The optimal sequencing of treatment with immunotherapy and targeted therapy in patients with BRAF-mutant advanced melanoma has been a topic of considerable interest [12]. As the results of ongoing clinical trials investigating the optimal sequencing of these combinations are not yet available [13,14], cross-trial comparisons and retrospective analyses can be used to assess the relative benefits of these treatments. In the current study, survival probabilities were similar between patients treated with first-line nivolumab plus ipilimumab followed by subsequent BRAF plus MEK inhibitors and those treated with first-line BRAF plus MEK inhibitors followed by subsequent nivolumab plus ipilimumab (52 vs 50%). However, patients who received anti-PD-1 monotherapy subsequent to BRAF plus MEK inhibitors had a numerically lower survival rate than those who received nivolumab plus ipilimumab as subsequent therapy (37 vs 50%). Although the survival rate was better with subsequent nivolumab plus ipilimumab, a higher proportion of patients received subsequent anti-PD-1 monotherapy than nivolumab plus ipilimumab (24 vs 13%), which may have been due to the better safety profile with anti-PD-1 monotherapy. A sequencing model incorporating data from the CheckMate 067 and 069 and COMBI-v and COMBI-d studies also showed that total life-years were higher in patients who initiated first-line nivolumab plus ipilimumab followed by subsequent BRAF plus MEK inhibitors (8.4 years) compared with first-line anti-PD-1 therapies followed by subsequent BRAF plus MEK inhibitors (6.9 years) or first-line BRAF plus MEK inhibitors followed by subsequent anti-PD-1 therapy (3.2 years) [21]. Although this study did not include patients treated with first-line BRAF plus MEK inhibitors followed by nivolumab plus ipilimumab due to lack of data availability on this sequence, the results showed that treatment with first-line nivolumab plus ipilimumab followed by subsequent BRAF plus MEK inhibitors yielded the most benefit and was cost-effective [21]. In contrast to the results of the current study, a recent retrospective study showed that survival was similar in patients receiving the combination of nivolumab plus ipilimumab or anti-PD-1 monotherapies following failure of targeted therapy in those with poor prognostic factors [22]. The reason for the different outcomes in these two studies may, in part, be attributed to differences in the patient populations.

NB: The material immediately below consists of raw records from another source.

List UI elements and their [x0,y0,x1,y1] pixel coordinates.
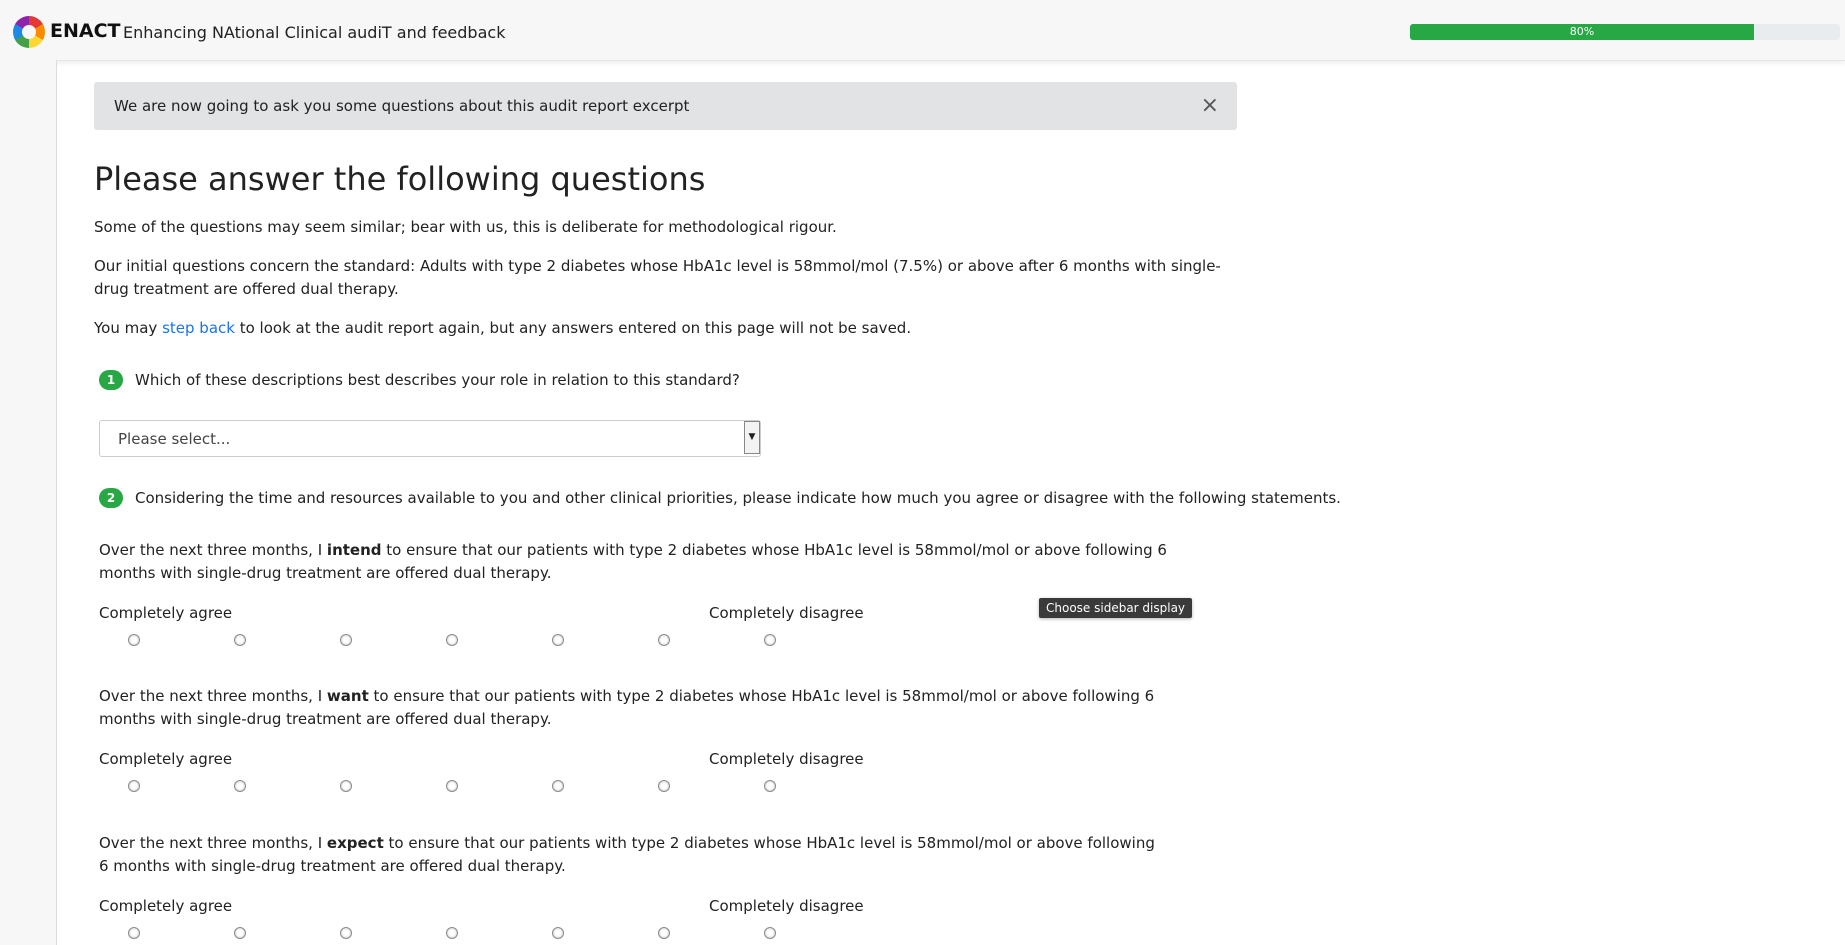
question-2-text: Considering the time and resources avail… [135,489,1341,507]
brand-name: ENACT [50,20,121,42]
left-divider [56,60,57,945]
alert-message: We are now going to ask you some questio… [114,97,690,115]
statement-intend: Over the next three months, I intend to … [99,539,1169,585]
likert-radio-7[interactable] [764,634,776,646]
statement-want: Over the next three months, I want to en… [99,685,1169,731]
close-icon[interactable]: × [1201,93,1219,118]
stepback-prefix: You may [94,319,163,337]
progress-bar: 80% [1410,24,1840,40]
statement-prefix: Over the next three months, I [99,687,327,705]
likert-radio-6[interactable] [658,634,670,646]
statement-prefix: Over the next three months, I [99,541,327,559]
scale-left-label: Completely agree [99,897,233,915]
likert-radio-5[interactable] [552,927,564,939]
question-2-badge: 2 [99,488,123,508]
statement-verb: intend [326,541,382,559]
likert-radio-5[interactable] [552,634,564,646]
likert-radio-1[interactable] [128,780,140,792]
intro-text: Some of the questions may seem similar; … [94,218,837,236]
page-title: Please answer the following questions [94,160,706,198]
scale-right-label: Completely disagree [709,750,864,768]
enact-logo-icon [13,16,45,48]
likert-radio-7[interactable] [764,927,776,939]
scale-left-label: Completely agree [99,604,233,622]
standard-text: Our initial questions concern the standa… [94,257,1221,298]
scale-right-label: Completely disagree [709,604,864,622]
question-1-text: Which of these descriptions best describ… [135,371,740,389]
likert-radio-4[interactable] [446,780,458,792]
brand-tagline: Enhancing NAtional Clinical audiT and fe… [123,23,506,42]
likert-radio-2[interactable] [234,634,246,646]
likert-radio-1[interactable] [128,634,140,646]
statement-verb: expect [326,834,384,852]
scale-right-label: Completely disagree [709,897,864,915]
role-select-value: Please select... [118,430,231,448]
likert-radio-3[interactable] [340,780,352,792]
likert-radio-3[interactable] [340,634,352,646]
step-back-link[interactable]: step back [162,319,235,337]
info-alert: We are now going to ask you some questio… [94,82,1237,130]
logo-center [22,25,36,39]
chevron-down-icon[interactable]: ▼ [744,421,760,454]
question-1-badge: 1 [99,370,123,390]
left-gutter [0,60,56,945]
stepback-suffix: to look at the audit report again, but a… [234,319,912,337]
likert-radio-4[interactable] [446,927,458,939]
statement-verb: want [326,687,369,705]
statement-prefix: Over the next three months, I [99,834,327,852]
likert-radio-1[interactable] [128,927,140,939]
likert-radio-3[interactable] [340,927,352,939]
progress-fill: 80% [1410,24,1754,40]
likert-radio-2[interactable] [234,927,246,939]
role-select[interactable]: Please select... ▼ [99,420,761,457]
likert-radio-7[interactable] [764,780,776,792]
likert-radio-4[interactable] [446,634,458,646]
likert-radio-6[interactable] [658,780,670,792]
likert-radio-5[interactable] [552,780,564,792]
sidebar-display-tooltip: Choose sidebar display [1039,598,1193,618]
scale-left-label: Completely agree [99,750,233,768]
stepback-text: You may step back to look at the audit r… [94,317,911,340]
likert-radio-2[interactable] [234,780,246,792]
likert-radio-6[interactable] [658,927,670,939]
top-bar: ENACT Enhancing NAtional Clinical audiT … [0,0,1845,61]
statement-expect: Over the next three months, I expect to … [99,832,1169,878]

The limitations of this analysis were largely inherent to those of a retrospective observational study and should be considered in interpreting these findings. Data were limited in a number of clinical characteristic categories: For example, ECOG performance status and LDH status were missing in 18 and 36% of patients, respectively; M stage at advanced melanoma diagnosis was not available, and most patients were not tested for PD-L1 status. Due to the small sample size, baseline characteristics were not matched between the treatment groups; however, we adjusted for baseline differences in the survival analyses. Furthermore, adverse events associated with immunotherapy and targeted therapy treatment were not available in this database. The adverse event profile is an important consideration in the overall benefit–risk discussion with patients. In addition, the follow-up period was relatively short in this study, and therefore long-term effects were not captured. Previous analyses have suggested that the benefit of nivolumab plus ipilimumab may increase over time [19,20].

Conclusion

To our knowledge, no clinical trials have reported results that have directly compared the effectiveness of combination therapy with nivolumab plus ipilimumab versus BRAF plus MEK inhibitors in patients with BRAF-mutant advanced melanoma. In the absence of head-to-head data, a real-world study such as the one presented here may help guide treatment decisions. The results of this observational study demonstrated that patients with advanced melanoma initiating treatment with nivolumab plus ipilimumab had a 32% reduced risk of death compared with those initiating treatment with BRAF plus MEK inhibitors, despite having a lower proportion of patients who received subsequent therapies. These results will require further validation in ongoing randomized trials that directly compare these combination approaches.